Women may feel a loss of control and identity as life seems to be demanding more than they are able to contribute. They may feel separate or distant from their infant with whom they were told that they would feel an instant bond and connection and a euphoria that made the birthing pains worth it. These new moms may feel like a failure for struggling to provide what they imagined should have come so easily.

Experiencing symptoms of depression and anxiety with the birth of a child is not a personal failure. There are some common warning signs that can gathered to inform a mom of her predisposition to postpartum depression or anxiety, which may perhaps prepare her and normalize her experience.

Warning signs for Postpartum Depression and Anxiety include:

  • Severe premenstrual syndrome (PMS) or significant sensitivity to hormonal changes
  • Personal history of depression, anxiety, bipolar, or psychosis
  • Family history of depression, anxiety, bipolar, psychosis, or postpartum depression
  • A history of trauma, abuse, neglect, or severe family dysfunction
  • Tendency towards being a perfectionist or a heightened need of control
  • A tendency to worry, ruminate, or obsess
  • A history of miscarriages, still-birth, or abortion
  • Undesired pregnancy
  • A difficult or strained marriage
  • Single mom
  • Limited social support or friendships
  • Lack resources or assertiveness to ask for help
  • Difficult pregnancy (depleting physical and emotional resources)
  • Other outside stressors (i.e. job change, relocation, major losses, financial strain)

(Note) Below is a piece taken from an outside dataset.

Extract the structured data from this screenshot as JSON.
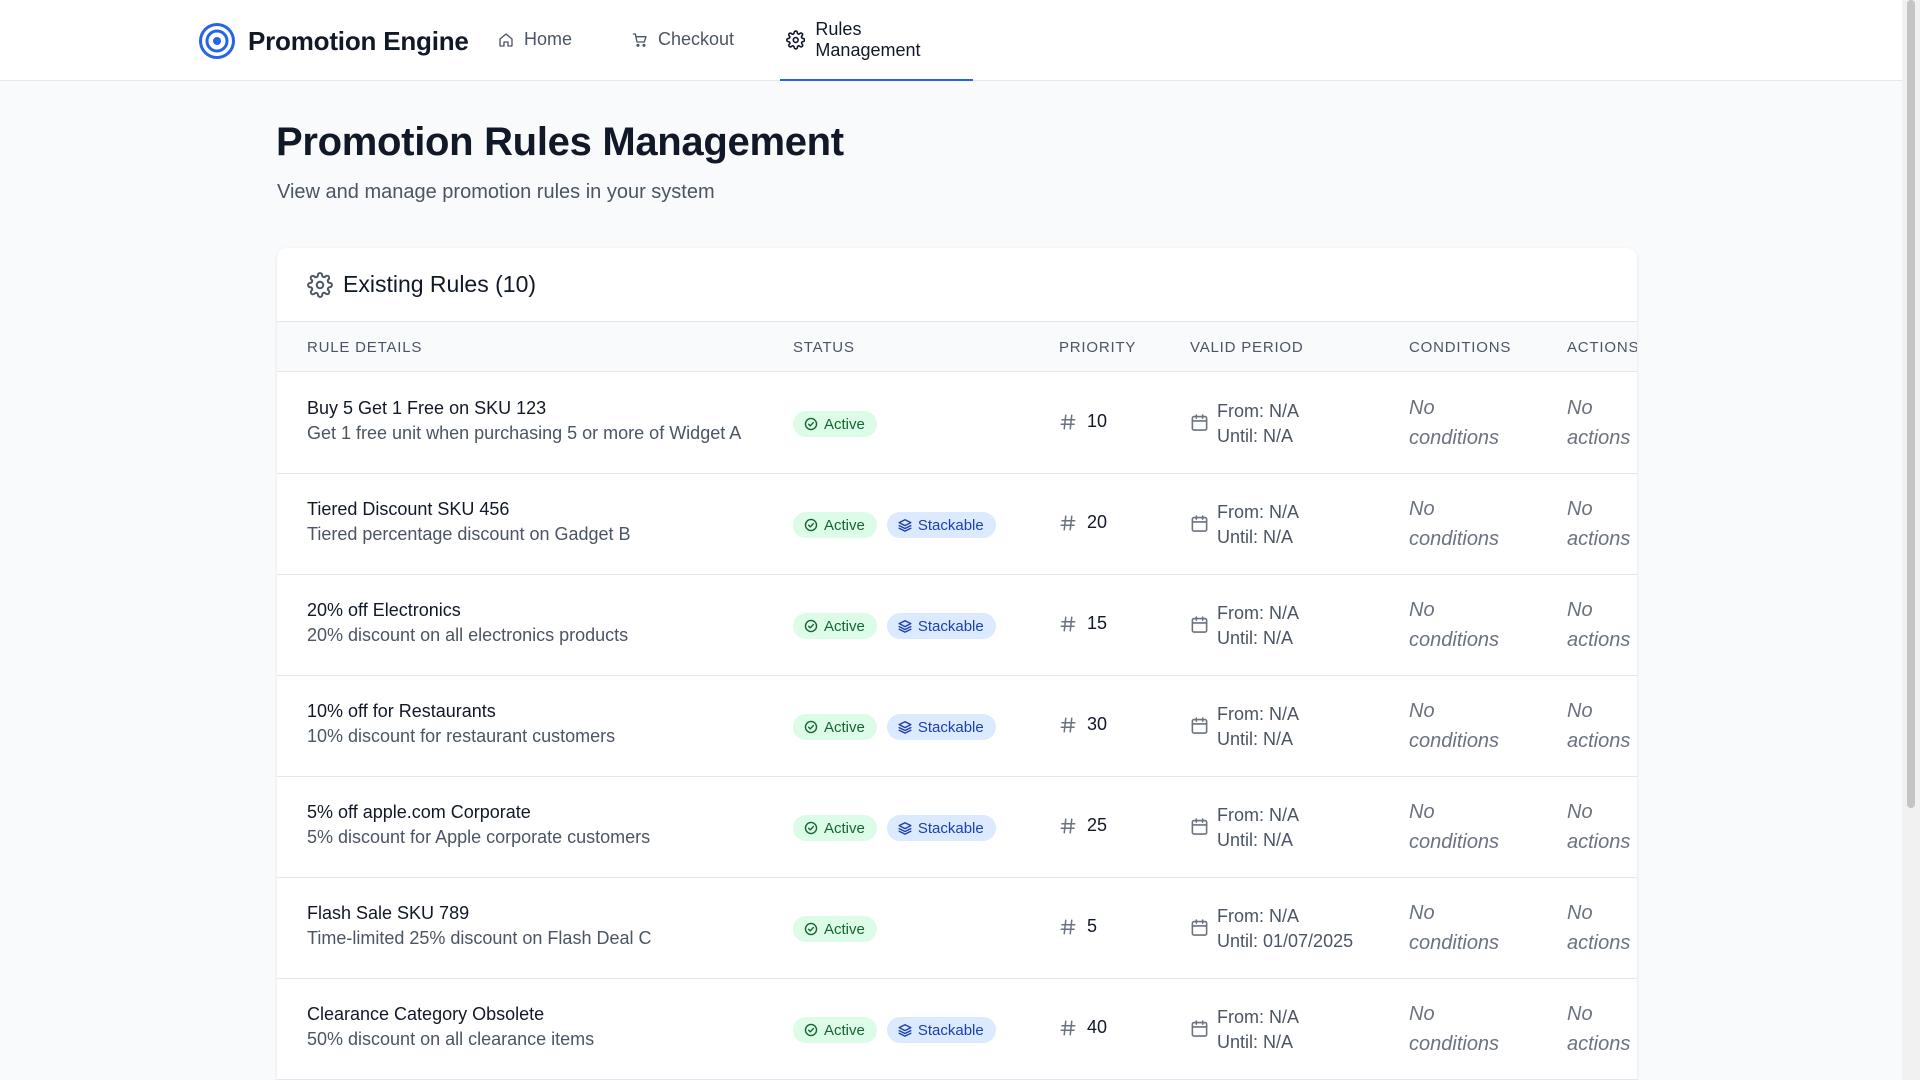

It is difficult to see beyond postpartum depression and anxiety, making it easy to believe the fallacies that “life will never be better”, “I’m not a good mom”, or “my baby would be better off without me.” It’s essential to foster as much emotional support, practical support, and physiological support as possible to muster your way through this transitional time to a period of adapting and thriving.

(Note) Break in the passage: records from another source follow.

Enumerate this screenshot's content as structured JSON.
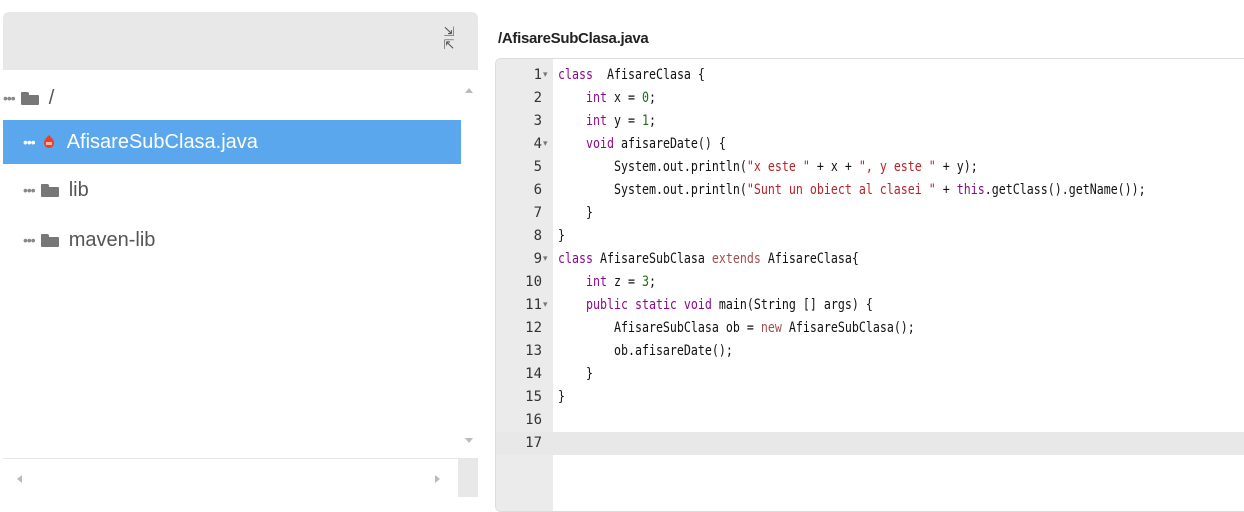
{
  "tree": {
    "items": [
      {
        "label": "/",
        "type": "folder",
        "selected": false
      },
      {
        "label": "AfisareSubClasa.java",
        "type": "java-file",
        "selected": true
      },
      {
        "label": "lib",
        "type": "folder",
        "selected": false
      },
      {
        "label": "maven-lib",
        "type": "folder",
        "selected": false
      }
    ],
    "dots": "•••",
    "collapse_icon": "collapse-arrows-icon"
  },
  "editor": {
    "file_path": "/AfisareSubClasa.java",
    "active_line": 17,
    "lines": [
      {
        "num": "1",
        "fold": "▾",
        "tokens": [
          [
            "kw",
            "class"
          ],
          [
            "",
            "  AfisareClasa {"
          ]
        ]
      },
      {
        "num": "2",
        "fold": "",
        "tokens": [
          [
            "",
            "    "
          ],
          [
            "ty",
            "int"
          ],
          [
            "",
            " x = "
          ],
          [
            "nu",
            "0"
          ],
          [
            "",
            ";"
          ]
        ]
      },
      {
        "num": "3",
        "fold": "",
        "tokens": [
          [
            "",
            "    "
          ],
          [
            "ty",
            "int"
          ],
          [
            "",
            " y = "
          ],
          [
            "nu",
            "1"
          ],
          [
            "",
            ";"
          ]
        ]
      },
      {
        "num": "4",
        "fold": "▾",
        "tokens": [
          [
            "",
            "    "
          ],
          [
            "ty",
            "void"
          ],
          [
            "",
            " afisareDate() {"
          ]
        ]
      },
      {
        "num": "5",
        "fold": "",
        "tokens": [
          [
            "",
            "        System.out.println("
          ],
          [
            "st",
            "\"x este \""
          ],
          [
            "",
            " + x + "
          ],
          [
            "st",
            "\", y este \""
          ],
          [
            "",
            " + y);"
          ]
        ]
      },
      {
        "num": "6",
        "fold": "",
        "tokens": [
          [
            "",
            "        System.out.println("
          ],
          [
            "st",
            "\"Sunt un obiect al clasei \""
          ],
          [
            "",
            " + "
          ],
          [
            "kw",
            "this"
          ],
          [
            "",
            ".getClass().getName());"
          ]
        ]
      },
      {
        "num": "7",
        "fold": "",
        "tokens": [
          [
            "",
            "    }"
          ]
        ]
      },
      {
        "num": "8",
        "fold": "",
        "tokens": [
          [
            "",
            "}"
          ]
        ]
      },
      {
        "num": "9",
        "fold": "▾",
        "tokens": [
          [
            "kw",
            "class"
          ],
          [
            "",
            " AfisareSubClasa "
          ],
          [
            "gr",
            "extends"
          ],
          [
            "",
            " AfisareClasa{"
          ]
        ]
      },
      {
        "num": "10",
        "fold": "",
        "tokens": [
          [
            "",
            "    "
          ],
          [
            "ty",
            "int"
          ],
          [
            "",
            " z = "
          ],
          [
            "nu",
            "3"
          ],
          [
            "",
            ";"
          ]
        ]
      },
      {
        "num": "11",
        "fold": "▾",
        "tokens": [
          [
            "",
            "    "
          ],
          [
            "kw",
            "public static void"
          ],
          [
            "",
            " main(String [] args) {"
          ]
        ]
      },
      {
        "num": "12",
        "fold": "",
        "tokens": [
          [
            "",
            "        AfisareSubClasa ob = "
          ],
          [
            "gr",
            "new"
          ],
          [
            "",
            " AfisareSubClasa();"
          ]
        ]
      },
      {
        "num": "13",
        "fold": "",
        "tokens": [
          [
            "",
            "        ob.afisareDate();"
          ]
        ]
      },
      {
        "num": "14",
        "fold": "",
        "tokens": [
          [
            "",
            "    }"
          ]
        ]
      },
      {
        "num": "15",
        "fold": "",
        "tokens": [
          [
            "",
            "}"
          ]
        ]
      },
      {
        "num": "16",
        "fold": "",
        "tokens": [
          [
            "",
            ""
          ]
        ]
      },
      {
        "num": "17",
        "fold": "",
        "tokens": [
          [
            "",
            ""
          ]
        ]
      }
    ]
  },
  "colors": {
    "selection": "#5aa7ee",
    "keyword": "#8b0a8b",
    "string": "#b8232b",
    "number": "#1c6a1c",
    "gutter": "#ebebeb"
  }
}
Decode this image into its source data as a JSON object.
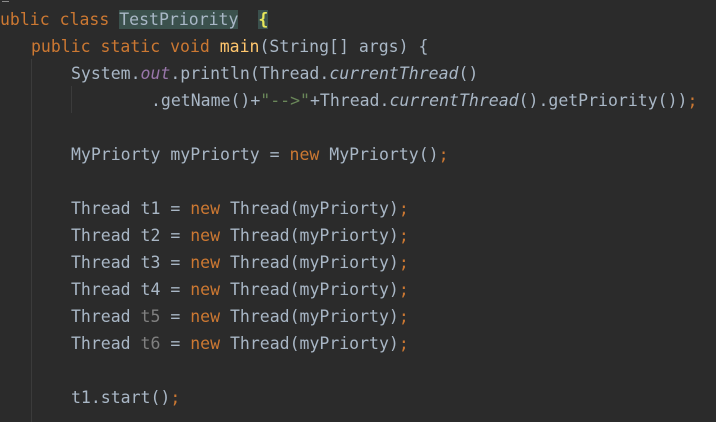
{
  "code": {
    "line1": {
      "kw": "ublic class ",
      "cls": "TestPriority",
      "gap": "  ",
      "brace": "{"
    },
    "line2": {
      "kw": "public static void ",
      "method": "main",
      "rest": "(String[] args) {"
    },
    "line3": {
      "a": "System.",
      "field": "out",
      "b": ".println(Thread.",
      "call": "currentThread",
      "c": "()"
    },
    "line4": {
      "a": ".getName()+",
      "str": "\"-->\"",
      "b": "+Thread.",
      "call": "currentThread",
      "c": "().getPriority())",
      "semi": ";"
    },
    "line5": {
      "a": "MyPriorty myPriorty = ",
      "kw": "new",
      "b": " MyPriorty()",
      "semi": ";"
    },
    "threads": [
      {
        "type": "Thread ",
        "var": "t1",
        "eq": " = ",
        "kw": "new",
        "rest": " Thread(myPriorty)",
        "semi": ";"
      },
      {
        "type": "Thread ",
        "var": "t2",
        "eq": " = ",
        "kw": "new",
        "rest": " Thread(myPriorty)",
        "semi": ";"
      },
      {
        "type": "Thread ",
        "var": "t3",
        "eq": " = ",
        "kw": "new",
        "rest": " Thread(myPriorty)",
        "semi": ";"
      },
      {
        "type": "Thread ",
        "var": "t4",
        "eq": " = ",
        "kw": "new",
        "rest": " Thread(myPriorty)",
        "semi": ";"
      },
      {
        "type": "Thread ",
        "var": "t5",
        "eq": " = ",
        "kw": "new",
        "rest": " Thread(myPriorty)",
        "semi": ";"
      },
      {
        "type": "Thread ",
        "var": "t6",
        "eq": " = ",
        "kw": "new",
        "rest": " Thread(myPriorty)",
        "semi": ";"
      }
    ],
    "line12": {
      "a": "t1.start()",
      "semi": ";"
    }
  }
}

Ways to manage Postpartum Depression and Anxiety:

  • Rest and sleep when possible
  • Eat healthy meals and snacks
  • Drink plenty of water
  • Avoid or reduce caffeinated drinks
  • Address and manage any thyroid dysfunctions, Vitamin D deficiencies, or other body chemistry needs
  • Ask for or accept help for meals, childcare, laundry, or grocery shopping
  • Connect with friendships
  • Practice being gentle, kind, and gracious to yourself for this period of adjustment
  • Trust your resiliency
  • Rearrange your priorities and expectations
  • Reach out to professional support or support groups
  • Practice any other symptom management skills that you have found helpful

This time will pass! You will find the good again. You will find yourself again. You will find joy again.